Although embodiments of the present invention have been shown and described above, it is understood that the above embodiments are exemplary and should not be construed as limiting the present invention, and that variations, modifications, substitutions and alterations can be made to the above embodiments by those of ordinary skill in the art within the scope of the present invention.

Claims

1. A production method of an axial metal sealing ring is characterized by comprising the steps of preparing materials, and selecting a hard strip; b, blanking in fixed length, and cutting the strip into small sections with required length; c, butt welding, namely butt welding two ends of each small section of strip to form a ring; d, rolling the steel sheet into round pieces by using a rolling machine; e, forming, namely placing the obtained product into an electromagnetic forming device for forming; f, cutting the residual edges, and cutting off the residual edges at two ends in the axial direction.
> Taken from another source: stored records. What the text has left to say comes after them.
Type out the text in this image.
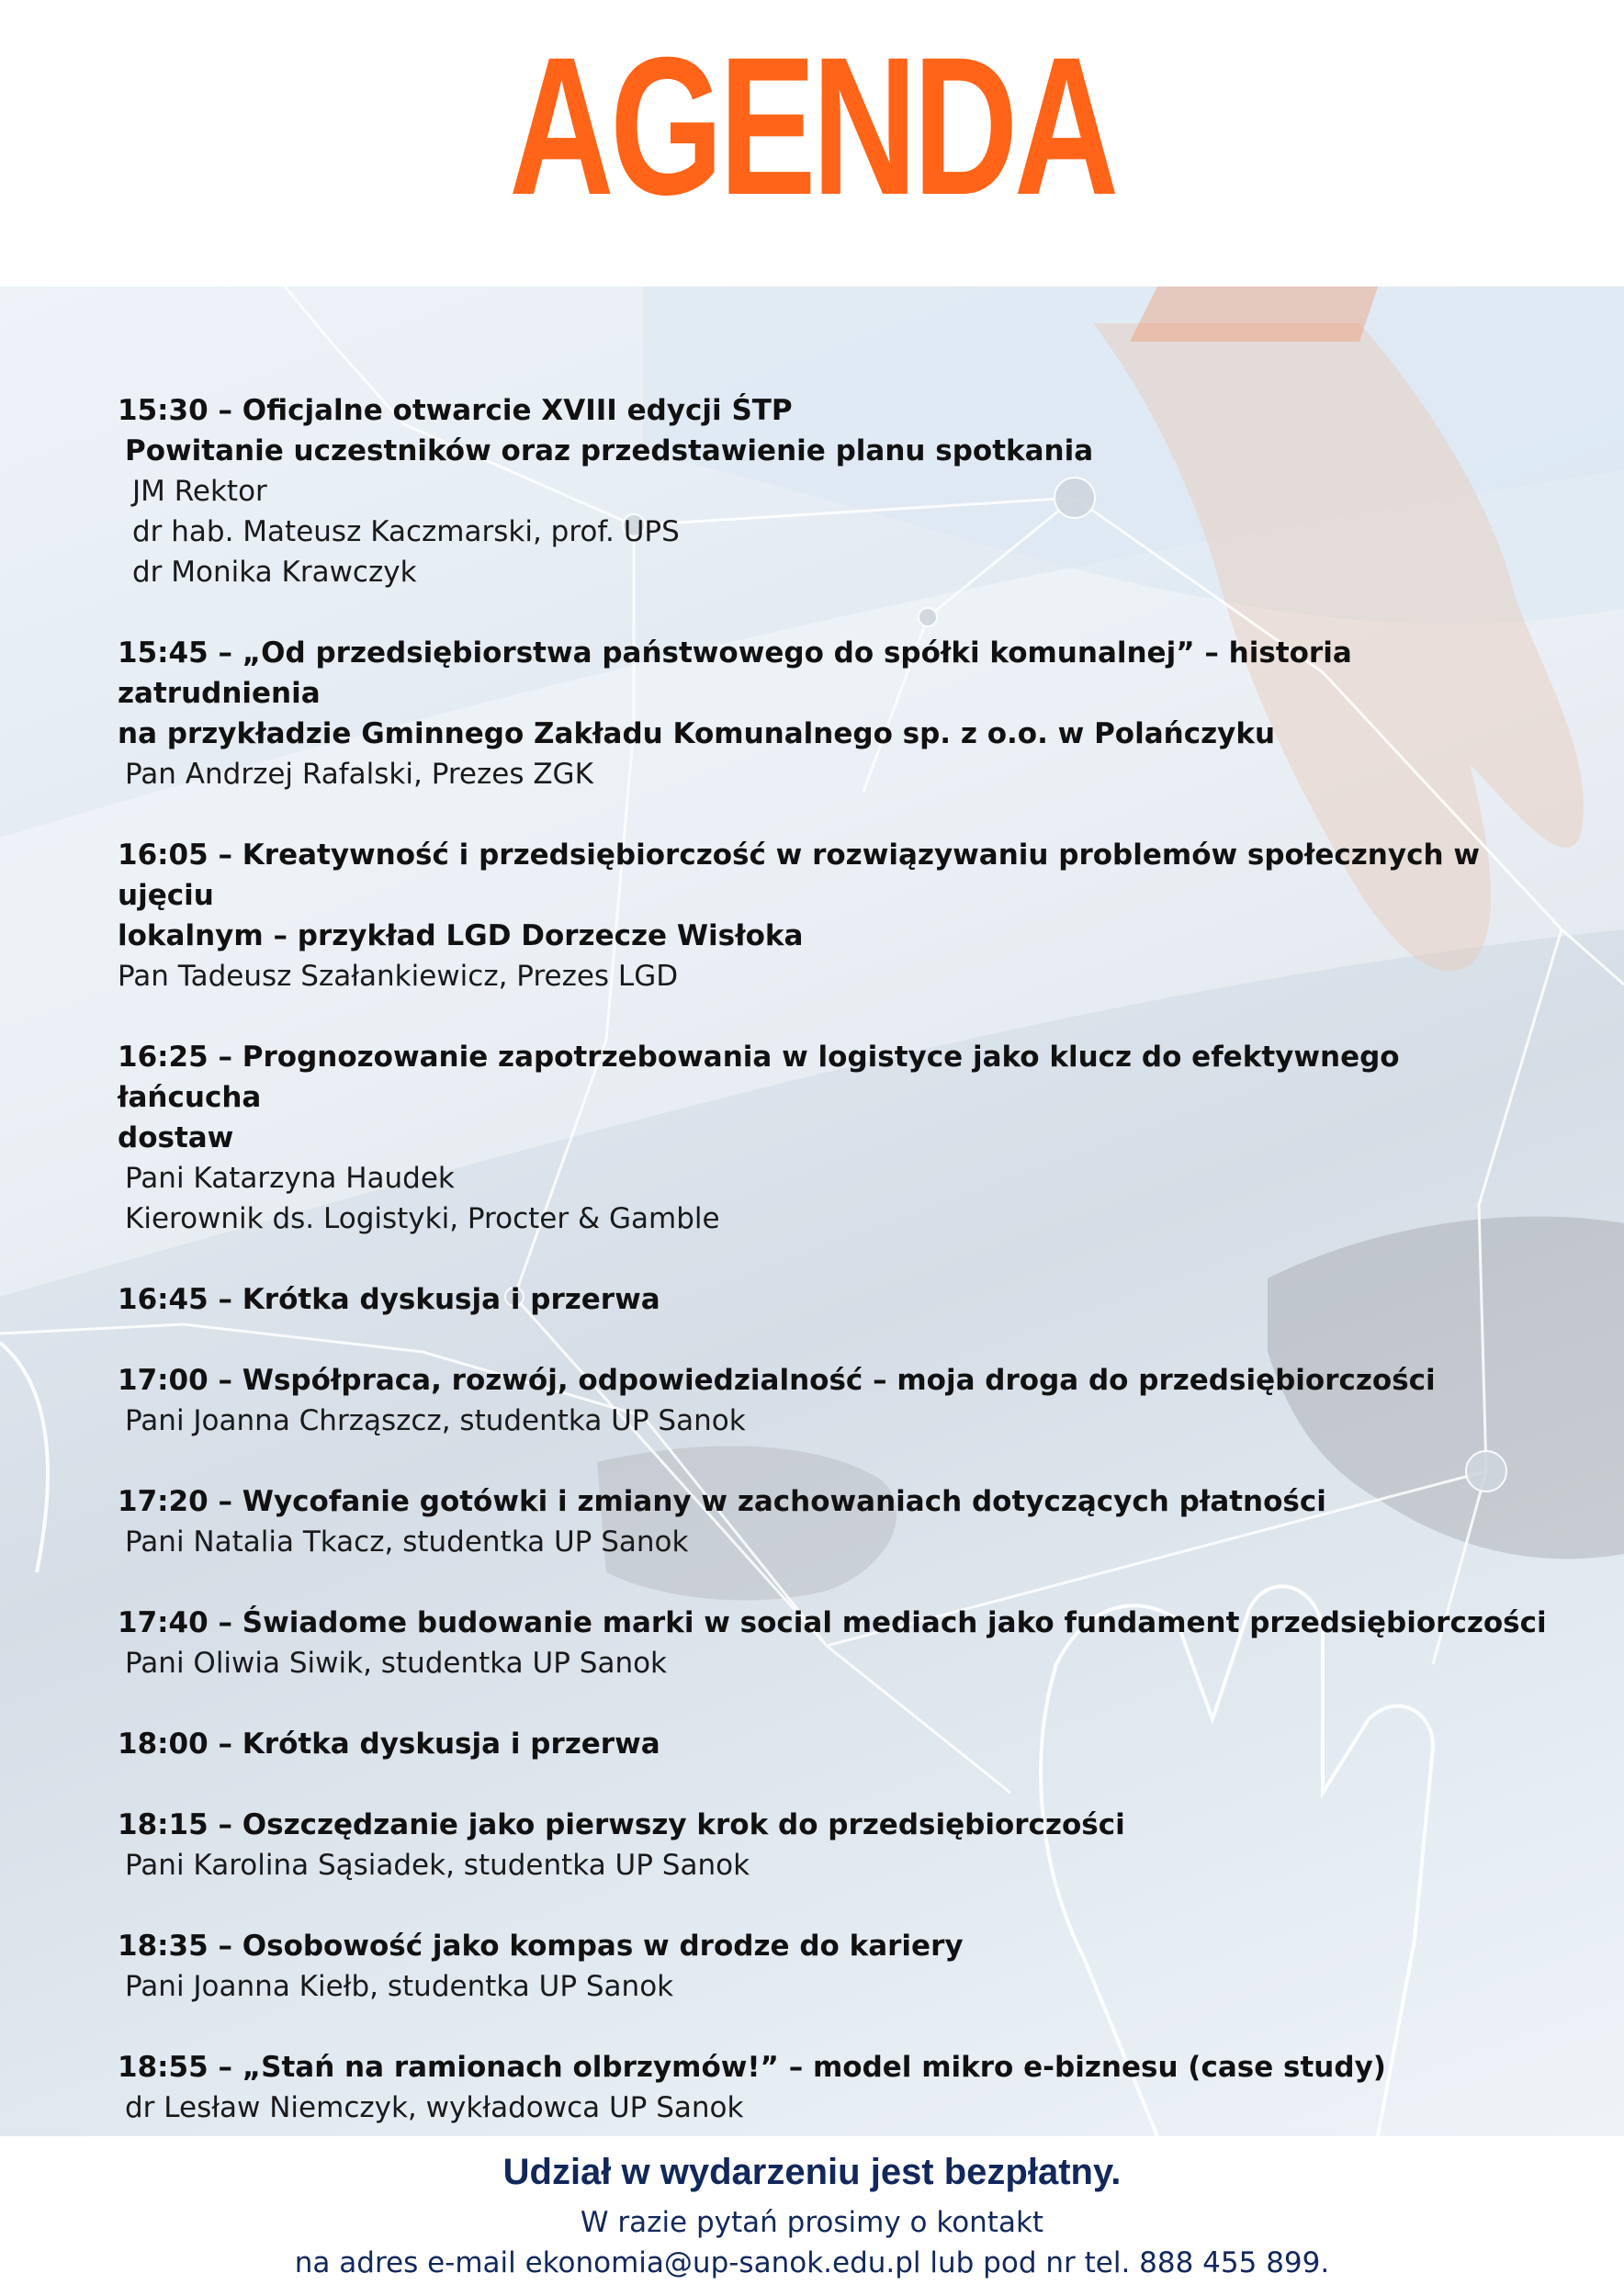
AGENDA
15:30 – Oficjalne otwarcie XVIII edycji ŚTP
Powitanie uczestników oraz przedstawienie planu spotkania
JM Rektor
dr hab. Mateusz Kaczmarski, prof. UPS
dr Monika Krawczyk
15:45 – „Od przedsiębiorstwa państwowego do spółki komunalnej” – historia zatrudnienia
na przykładzie Gminnego Zakładu Komunalnego sp. z o.o. w Polańczyku
Pan Andrzej Rafalski, Prezes ZGK
16:05 – Kreatywność i przedsiębiorczość w rozwiązywaniu problemów społecznych w ujęciu
lokalnym – przykład LGD Dorzecze Wisłoka
Pan Tadeusz Szałankiewicz, Prezes LGD
16:25 – Prognozowanie zapotrzebowania w logistyce jako klucz do efektywnego łańcucha
dostaw
Pani Katarzyna Haudek
Kierownik ds. Logistyki, Procter & Gamble
16:45 – Krótka dyskusja i przerwa
17:00 – Współpraca, rozwój, odpowiedzialność – moja droga do przedsiębiorczości
Pani Joanna Chrząszcz, studentka UP Sanok
17:20 – Wycofanie gotówki i zmiany w zachowaniach dotyczących płatności
Pani Natalia Tkacz, studentka UP Sanok
17:40 – Świadome budowanie marki w social mediach jako fundament przedsiębiorczości
Pani Oliwia Siwik, studentka UP Sanok
18:00 – Krótka dyskusja i przerwa
18:15 – Oszczędzanie jako pierwszy krok do przedsiębiorczości
Pani Karolina Sąsiadek, studentka UP Sanok
18:35 – Osobowość jako kompas w drodze do kariery
Pani Joanna Kiełb, studentka UP Sanok
18:55 – „Stań na ramionach olbrzymów!” – model mikro e-biznesu (case study)
dr Lesław Niemczyk, wykładowca UP Sanok
Udział w wydarzeniu jest bezpłatny.
W razie pytań prosimy o kontakt
na adres e-mail ekonomia@up-sanok.edu.pl lub pod nr tel. 888 455 899.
2. The method for producing an axial metallic seal ring according to claim 1, wherein in the step b, the upper limit tolerance of the length of each segment of the strip is set to 0mm, the lower limit tolerance of the length of each segment of the strip is set to-0.2 mm, and the parallelism is less than or equal to 0.05 mm.

3. The method for producing an axial metallic seal ring according to claim 1, wherein in the step c, the gap between the two ends of each segment of strip is less than or equal to 0.1mm during butt welding, the width misalignment is less than or equal to 0.1mm, and the thickness misalignment is less than or equal to 0.01 mm.

4. The method for producing an axial metallic seal ring according to claim 1, wherein in the step c, the weld joint is ensured to be continuous and penetration, and the quality is qualified by X-ray flaw detection.

5. The method for producing an axial metallic seal ring according to claim 1, wherein the thickness margin and the width margin of the strip selected in the step a are calculated and determined according to actual production conditions.

6. The method for producing an axial metallic sealing ring according to claim 1, further comprising a step g of surface treatment after the step f, wherein the surface treatment is performed by plasma spraying, the spraying material is AlCrN, and the spraying thickness is 4-6 μm.

7. The method for producing an axial metallic seal ring according to claim 6, further comprising a step h of marking the non-sealing surface with a laser after the step g.

8. The method for producing an axial metallic seal ring according to claim 7, further comprising a step i of final inspection after the step h, wherein each inspection is performed according to a design drawing.

9. The method for producing an axial metallic seal ring according to claim 8, further comprising step j of packaging and warehousing after the step i.

10. The method for producing an axial metallic seal ring according to claim 1, wherein the cutting in step b is laser cutting or blanking cutting.